Knight Frank has presented the results of Prime Global Cities Index in Q3 2011
International consulting company Knight Frank has presented the latest results of the Prime Global Cities Index, which show that while the prices for luxury properties increased by 4.3% in the year to September 2011, they rose only by 0.5% in the third quarter, which represents the index’s weakest performance since Q2 2009.
Key findings of the research for Q3 2011 are as follows:
- Prime property prices rose on average by 4.3% in the year to September 2011 across all 21 global cities monitored by the index; this represents the lowest annual growth recorded in two years
- Asian cities are no longer performing as a homogenous unit, prime property prices rose by 15.1% in Jakarta but fell by 17.9% in Mumbai during the last 12 months
- Moscow is on the 6th line of the rating with the annual growth rate of 8.5%
- St Petersburg registered the largest fall in the third quarter, with luxury house prices declining by 11.6% in the 12 months to September
- Prime property prices increased in 15 of the 21 cities monitored by the index over the last 12 months but only eight cities saw prices rise in the last three months
- On a regional basis, Europe outperformed Asia, with prime property prices rising on average by 6.7% annually compared to 2.0% respectively
Elena Yurgeneva, Нead of residential sales, Knight Frank Moscow, said: “Despite a slight decline in the prices registered in August and September and associated with the growth of the U.S. dollar against the Russian rouble, the average price per square meter of Moscow prime properties grew by 1.1% by the end of Q3 2011, while the prime re-sales market grew by 1.6% at the same time. Thus, the average growth rate for the whole prime property market of Moscow for Q3 amounted to 1.3%. At the moment, the average price per square meter of elite new builds is still by 5.1% higher than its pre-crisis peak rate reached in September 2008. As we reported earlier, for the first time the average price on the primary market has exceeded the pre-crisis indicators in March 2011 when local developers were inspired by a swift increase in demand and raised prices for almost all of their projects. The negative trend in the stock market and the overall uncertainty of the economic situation are driving to the growth of interest to alternative investments, and namely property investments. At such times, our customers traditionally cut the share of stocks in their portfolios and increase the volume of investments into relatively less volatile assets. Thus, at the moment, the customer activity is very high in all segments of the luxury residential market: for city, country and international properties. We expect the trend to last at least until March 2012”.

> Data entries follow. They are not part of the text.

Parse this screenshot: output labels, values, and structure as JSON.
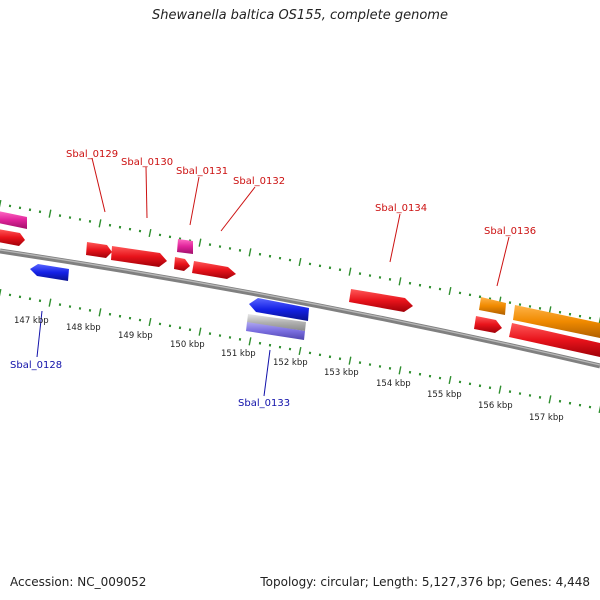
{
  "title": "Shewanella baltica OS155, complete genome",
  "footer": {
    "accession": "Accession: NC_009052",
    "summary": "Topology: circular; Length: 5,127,376 bp; Genes: 4,448"
  },
  "colors": {
    "backbone": "#808080",
    "tick": "#2f8f2f",
    "red": "#e8131b",
    "magenta": "#e0239a",
    "blue": "#1421e6",
    "orange": "#f08a00",
    "label_red": "#cc1111",
    "label_blue": "#1111aa"
  },
  "scale_ticks": [
    "147 kbp",
    "148 kbp",
    "149 kbp",
    "150 kbp",
    "151 kbp",
    "152 kbp",
    "153 kbp",
    "154 kbp",
    "155 kbp",
    "156 kbp",
    "157 kbp"
  ],
  "gene_labels_top": [
    "Sbal_0129",
    "Sbal_0130",
    "Sbal_0131",
    "Sbal_0132",
    "Sbal_0134",
    "Sbal_0136"
  ],
  "gene_labels_bottom": [
    "Sbal_0128",
    "Sbal_0133"
  ]
}
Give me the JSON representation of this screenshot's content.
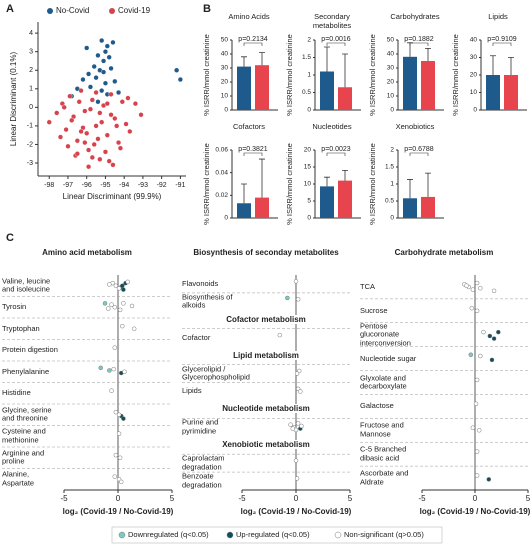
{
  "chart_data": [
    {
      "type": "scatter",
      "panel": "A",
      "xlabel": "Linear Discriminant (99.9%)",
      "ylabel": "Linear Discriminant (0.1%)",
      "xlim": [
        -98.6,
        -90.7
      ],
      "xticks": [
        -98,
        -97,
        -96,
        -95,
        -94,
        -93,
        -92,
        -91
      ],
      "ylim": [
        -3.7,
        4.6
      ],
      "yticks": [
        -3,
        -2,
        -1,
        0,
        1,
        2,
        3,
        4
      ],
      "series": [
        {
          "name": "No-Covid",
          "color": "#1f5a8c",
          "x": [
            -95.2,
            -94.9,
            -95.0,
            -94.6,
            -95.4,
            -95.1,
            -94.8,
            -95.6,
            -95.3,
            -94.7,
            -95.9,
            -96.2,
            -95.5,
            -95.0,
            -94.5,
            -96.5,
            -95.8,
            -95.2,
            -94.9,
            -96.8,
            -95.7,
            -95.4,
            -94.3,
            -91.2,
            -91.0,
            -96.0,
            -95.1
          ],
          "y": [
            3.6,
            3.3,
            3.0,
            3.5,
            2.8,
            2.5,
            2.7,
            2.2,
            2.0,
            2.1,
            1.8,
            1.5,
            1.6,
            1.3,
            1.4,
            1.0,
            1.1,
            0.9,
            0.7,
            0.6,
            0.4,
            0.3,
            0.8,
            2.0,
            1.5,
            3.2,
            1.9
          ]
        },
        {
          "name": "Covid-19",
          "color": "#d6434c",
          "x": [
            -98.0,
            -97.6,
            -97.3,
            -97.1,
            -96.9,
            -96.7,
            -96.5,
            -96.3,
            -96.1,
            -95.9,
            -95.7,
            -95.5,
            -95.3,
            -95.1,
            -94.9,
            -94.7,
            -94.5,
            -94.3,
            -94.1,
            -93.9,
            -93.7,
            -93.4,
            -93.1,
            -97.4,
            -97.0,
            -96.6,
            -96.2,
            -95.8,
            -95.4,
            -95.0,
            -94.6,
            -94.2,
            -93.8,
            -96.8,
            -96.4,
            -96.0,
            -95.6,
            -95.2,
            -94.8,
            -94.4,
            -97.2,
            -96.5,
            -95.9,
            -95.3,
            -94.7,
            -96.1,
            -95.5,
            -94.9,
            -95.7,
            -96.3
          ],
          "y": [
            -0.8,
            -0.3,
            0.2,
            -1.2,
            0.6,
            -0.5,
            -1.8,
            0.9,
            -0.2,
            -2.3,
            0.4,
            -1.0,
            -2.8,
            0.1,
            -1.5,
            0.7,
            -0.6,
            -1.9,
            0.3,
            -0.9,
            -1.3,
            0.2,
            -0.4,
            -1.6,
            -2.1,
            -2.6,
            -1.1,
            -0.1,
            -1.7,
            -2.4,
            -3.1,
            -2.2,
            0.5,
            -0.7,
            0.3,
            -1.4,
            -2.0,
            -0.8,
            -2.9,
            -1.0,
            0.0,
            -2.5,
            -3.2,
            -0.3,
            -0.4,
            -1.9,
            0.8,
            0.2,
            -2.7,
            -1.3
          ]
        }
      ]
    },
    {
      "type": "bar",
      "panel": "B",
      "title": "Amino Acids",
      "ylabel": "% ISRR/mmol creatinine",
      "annotation": "p=0.2134",
      "values": [
        31,
        32
      ],
      "errors": [
        7,
        9
      ],
      "colors": [
        "#1f5a8c",
        "#e8444e"
      ],
      "ylim": [
        0,
        50
      ],
      "yticks": [
        0,
        10,
        20,
        30,
        40,
        50
      ]
    },
    {
      "type": "bar",
      "title": "Secondary metabolites",
      "ylabel": "% ISRR/mmol creatinine",
      "annotation": "p=0.0016",
      "values": [
        1.1,
        0.65
      ],
      "errors": [
        0.7,
        0.95
      ],
      "colors": [
        "#1f5a8c",
        "#e8444e"
      ],
      "ylim": [
        0,
        2
      ],
      "yticks": [
        0,
        0.5,
        1,
        1.5,
        2
      ]
    },
    {
      "type": "bar",
      "title": "Carbohydrates",
      "ylabel": "% ISRR/mmol creatinine",
      "annotation": "p=0.1882",
      "values": [
        38,
        35
      ],
      "errors": [
        10,
        9
      ],
      "colors": [
        "#1f5a8c",
        "#e8444e"
      ],
      "ylim": [
        0,
        50
      ],
      "yticks": [
        0,
        10,
        20,
        30,
        40,
        50
      ]
    },
    {
      "type": "bar",
      "title": "Lipids",
      "ylabel": "% ISRR/mmol creatinine",
      "annotation": "p=0.9109",
      "values": [
        20,
        20
      ],
      "errors": [
        11,
        10
      ],
      "colors": [
        "#1f5a8c",
        "#e8444e"
      ],
      "ylim": [
        0,
        40
      ],
      "yticks": [
        0,
        10,
        20,
        30,
        40
      ]
    },
    {
      "type": "bar",
      "title": "Cofactors",
      "ylabel": "% ISRR/mmol creatinine",
      "annotation": "p=0.3821",
      "values": [
        0.013,
        0.018
      ],
      "errors": [
        0.017,
        0.034
      ],
      "colors": [
        "#1f5a8c",
        "#e8444e"
      ],
      "ylim": [
        0,
        0.06
      ],
      "yticks": [
        0,
        0.02,
        0.04,
        0.06
      ]
    },
    {
      "type": "bar",
      "title": "Nucleotides",
      "ylabel": "% ISRR/mmol creatinine",
      "annotation": "p=0.0023",
      "values": [
        9.3,
        11
      ],
      "errors": [
        2.7,
        3
      ],
      "colors": [
        "#1f5a8c",
        "#e8444e"
      ],
      "ylim": [
        0,
        20
      ],
      "yticks": [
        0,
        5,
        10,
        15,
        20
      ]
    },
    {
      "type": "bar",
      "title": "Xenobiotics",
      "ylabel": "% ISRR/mmol creatinine",
      "annotation": "p=0.6788",
      "values": [
        0.58,
        0.62
      ],
      "errors": [
        0.55,
        0.7
      ],
      "colors": [
        "#1f5a8c",
        "#e8444e"
      ],
      "ylim": [
        0,
        2
      ],
      "yticks": [
        0,
        0.5,
        1,
        1.5,
        2
      ]
    },
    {
      "type": "dot",
      "panel": "C",
      "xlabel": "log₂ (Covid-19 / No-Covid-19)",
      "xlim": [
        -5,
        5
      ],
      "xticks": [
        -5,
        0,
        5
      ],
      "series": [
        {
          "name": "Downregulated (q<0.05)",
          "color": "#7ccac4"
        },
        {
          "name": "Up-regulated (q<0.05)",
          "color": "#0f4f5c"
        },
        {
          "name": "Non-significant (q>0.05)",
          "color": "#ffffff"
        }
      ],
      "groups": [
        {
          "title": "Amino acid metabolism",
          "categories": [
            "Valine, leucine and isoleucine",
            "Tyrosin",
            "Tryptophan",
            "Protein digestion",
            "Phenylalanine",
            "Histidine",
            "Glycine, serine and threonine",
            "Cysteine and methionine",
            "Arginine and proline",
            "Alanine, Aspartate"
          ],
          "points": [
            [
              [],
              [
                0.3,
                0.5,
                0.7,
                0.4
              ],
              [
                -0.5,
                -0.2,
                0.1,
                0.9,
                -0.8
              ]
            ],
            [
              [
                -1.2
              ],
              [],
              [
                -0.6,
                -0.3,
                0.2,
                0.5,
                1.3,
                -0.9
              ]
            ],
            [
              [],
              [],
              [
                0.4,
                1.5
              ]
            ],
            [
              [],
              [],
              [
                -0.3
              ]
            ],
            [
              [
                -1.6,
                -0.8
              ],
              [
                0.3
              ],
              [
                -0.4,
                0.6
              ]
            ],
            [
              [],
              [],
              [
                -0.6
              ]
            ],
            [
              [],
              [
                0.3,
                0.5
              ],
              [
                -0.2,
                0.1
              ]
            ],
            [
              [],
              [],
              [
                0.1
              ]
            ],
            [
              [],
              [],
              [
                -0.2,
                0.2
              ]
            ],
            [
              [],
              [],
              [
                -0.3,
                0.1,
                0.3
              ]
            ]
          ]
        }
      ]
    },
    {
      "type": "dot",
      "xlabel": "log₂ (Covid-19 / No-Covid-19)",
      "xlim": [
        -5,
        5
      ],
      "xticks": [
        -5,
        0,
        5
      ],
      "groups": [
        {
          "title": "Biosynthesis of seconday metabolites",
          "categories": [
            "Flavonoids",
            "Biosynthesis of alkoids"
          ],
          "points": [
            [
              [],
              [],
              [
                0
              ]
            ],
            [
              [
                -0.8
              ],
              [],
              [
                0.2
              ]
            ]
          ]
        },
        {
          "title": "Cofactor metabolism",
          "categories": [
            "Cofactor"
          ],
          "points": [
            [
              [],
              [],
              [
                -1.5
              ]
            ]
          ]
        },
        {
          "title": "Lipid metabolism",
          "categories": [
            "Glycerolipid / Glycerophospholipid",
            "Lipids"
          ],
          "points": [
            [
              [],
              [],
              [
                0.3,
                0.1
              ]
            ],
            [
              [],
              [],
              [
                0.2,
                0.4
              ]
            ]
          ]
        },
        {
          "title": "Nucleotide metabolism",
          "categories": [
            "Purine and pyrimidine"
          ],
          "points": [
            [
              [],
              [
                0.4
              ],
              [
                -0.5,
                -0.2,
                0,
                0.2,
                0.5,
                -0.3
              ]
            ]
          ]
        },
        {
          "title": "Xenobiotic metabolism",
          "categories": [
            "Caprolactam degradation",
            "Benzoate degradation"
          ],
          "points": [
            [
              [],
              [],
              [
                0
              ]
            ],
            [
              [],
              [],
              [
                0.1
              ]
            ]
          ]
        }
      ]
    },
    {
      "type": "dot",
      "xlabel": "log₂ (Covid-19 / No-Covid-19)",
      "xlim": [
        -5,
        5
      ],
      "xticks": [
        -5,
        0,
        5
      ],
      "groups": [
        {
          "title": "Carbohydrate metabolism",
          "categories": [
            "TCA",
            "Sucrose",
            "Pentose glucoronate interconversion",
            "Nucleotide sugar",
            "Glyxolate and decarboxylate",
            "Galactose",
            "Fructose and Mannose",
            "C-5 Branched dibasic acid",
            "Ascorbate and Aldrate"
          ],
          "points": [
            [
              [],
              [],
              [
                -1,
                -0.6,
                -0.2,
                0.2,
                -0.8,
                0.5,
                1.8
              ]
            ],
            [
              [],
              [],
              [
                -0.3,
                0.2
              ]
            ],
            [
              [],
              [
                1.4,
                1.8,
                2.2
              ],
              [
                0.8
              ]
            ],
            [
              [
                -0.4
              ],
              [
                1.6
              ],
              [
                0.5
              ]
            ],
            [
              [],
              [],
              [
                0.2
              ]
            ],
            [
              [],
              [],
              [
                0.1
              ]
            ],
            [
              [],
              [],
              [
                -0.2,
                0.4
              ]
            ],
            [
              [],
              [],
              [
                0.2
              ]
            ],
            [
              [],
              [
                1.3
              ],
              [
                0.2
              ]
            ]
          ]
        }
      ]
    }
  ]
}
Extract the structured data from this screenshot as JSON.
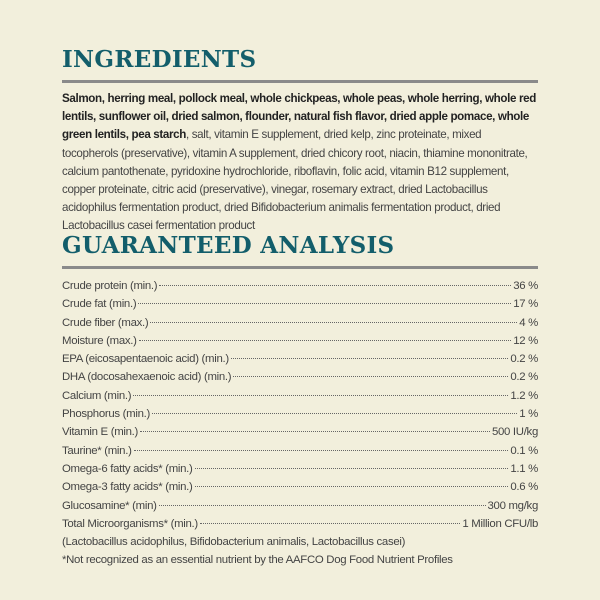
{
  "ingredients": {
    "title": "INGREDIENTS",
    "bold_text": "Salmon, herring meal, pollock meal, whole chickpeas, whole peas, whole herring, whole red lentils, sunflower oil, dried salmon, flounder, natural fish flavor, dried apple pomace, whole green lentils, pea starch",
    "regular_text": ", salt, vitamin E supplement, dried kelp, zinc proteinate, mixed tocopherols (preservative), vitamin A supplement, dried chicory root, niacin, thiamine mononitrate, calcium pantothenate, pyridoxine hydrochloride, riboflavin, folic acid, vitamin B12 supplement, copper proteinate, citric acid (preservative), vinegar, rosemary extract, dried Lactobacillus acidophilus fermentation product, dried Bifidobacterium animalis fermentation product, dried Lactobacillus casei fermentation product"
  },
  "analysis": {
    "title": "GUARANTEED ANALYSIS",
    "rows": [
      {
        "label": "Crude protein (min.)",
        "value": "36 %"
      },
      {
        "label": "Crude fat (min.)",
        "value": "17 %"
      },
      {
        "label": "Crude fiber (max.)",
        "value": "4 %"
      },
      {
        "label": "Moisture (max.)",
        "value": "12 %"
      },
      {
        "label": "EPA (eicosapentaenoic acid) (min.)",
        "value": "0.2 %"
      },
      {
        "label": "DHA (docosahexaenoic acid) (min.)",
        "value": "0.2 %"
      },
      {
        "label": "Calcium (min.)",
        "value": "1.2 %"
      },
      {
        "label": "Phosphorus (min.)",
        "value": "1 %"
      },
      {
        "label": "Vitamin E (min.)",
        "value": "500 IU/kg"
      },
      {
        "label": "Taurine* (min.)",
        "value": "0.1 %"
      },
      {
        "label": "Omega-6 fatty acids* (min.)",
        "value": "1.1 %"
      },
      {
        "label": "Omega-3 fatty acids* (min.)",
        "value": "0.6 %"
      },
      {
        "label": "Glucosamine* (min)",
        "value": "300 mg/kg"
      },
      {
        "label": "Total Microorganisms* (min.)",
        "value": "1 Million CFU/lb"
      }
    ],
    "microorganisms_note": "(Lactobacillus acidophilus, Bifidobacterium animalis, Lactobacillus casei)",
    "footnote": "*Not recognized as an essential nutrient by the AAFCO Dog Food Nutrient Profiles"
  },
  "colors": {
    "background": "#f2efdc",
    "heading": "#135e6b",
    "rule": "#8a8a8a"
  }
}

Elizabeth Conway, Head of residential sales, Knight Frank St Petersburg, commented: “The Q3 results seen on the prime property market of St. Petersburg are due to several factors including the differences of USD and RUR as well as the continuous washing out of the most affordable new builds stock appearing on the market. Apart from that, the situation at the prime property market of St. Petersburg at the moment is that the most expensive properties are being removed from the market, sometimes temporarily (while there is no data available indicating that they have been sold). This is probably due to the fact that, in the period of an unstable macroeconomic climate and the upcoming second wave of the crisis, the owners have decided to postpone selling their properties”.
Kate Everett-Allen, associate, residential research, Knight Frank (London): “Prime property in the world’s global cities has been tagged a ‘safe haven’ investment by savvyminded investors for the past three years. Against a backdrop of sovereign debt concerns and geo-political uncertainty wealthy investors have sought the stability of luxury property in key cities such as London, Moscow and Hong Kong. There are now clear signs however that luxury property prices around the world are collectively softening for the first time since the global recession hit in 2008/09. Fears concerning unresolved sovereign debt issues both in the Eurozone and US look to be having an impact on buyer confidence. Although the credit crunch and the resulting lending restrictions had a nominal effect on the prime market in 2008/09, issues of affordability have arisen, even among wealthy purchasers and a more cautionary climate is emerging. Despite the current economic gloom, it is important to assess the long-term view and consider the extent to which prime property not only recovered faster from the 2008/09 economic downturn but has recorded some phenomenal price rises in the interim. Prime property prices in London and New York now stand at 37.2% and 25.3% respectively above their recessional lows. But it is Asia that makes the headlines; luxury homes in Hong Kong are now 71.7% higher than at their low point in Q4 2008 while Shanghai and Mumbai have seen growth of 115% and 220% respectively from their markets’ trough to peak. The cooling of the Asian cities’ prime markets is a key contributory factor to the index’s quarterly decline. The near-uniformity of Asian house price growth witnessed over the last two years is now less evident as the pace and effectiveness of government deflationary measures starts to have a varying impact from city to city. Our view is that the prime market will continue to be less exposed to the risks in the global economy than most mainstream housing markets. Luxury homes in prime global cities will, we believe, retain their safe haven reputation, but they will attract fewer speculative investors seeking a short-term gain”.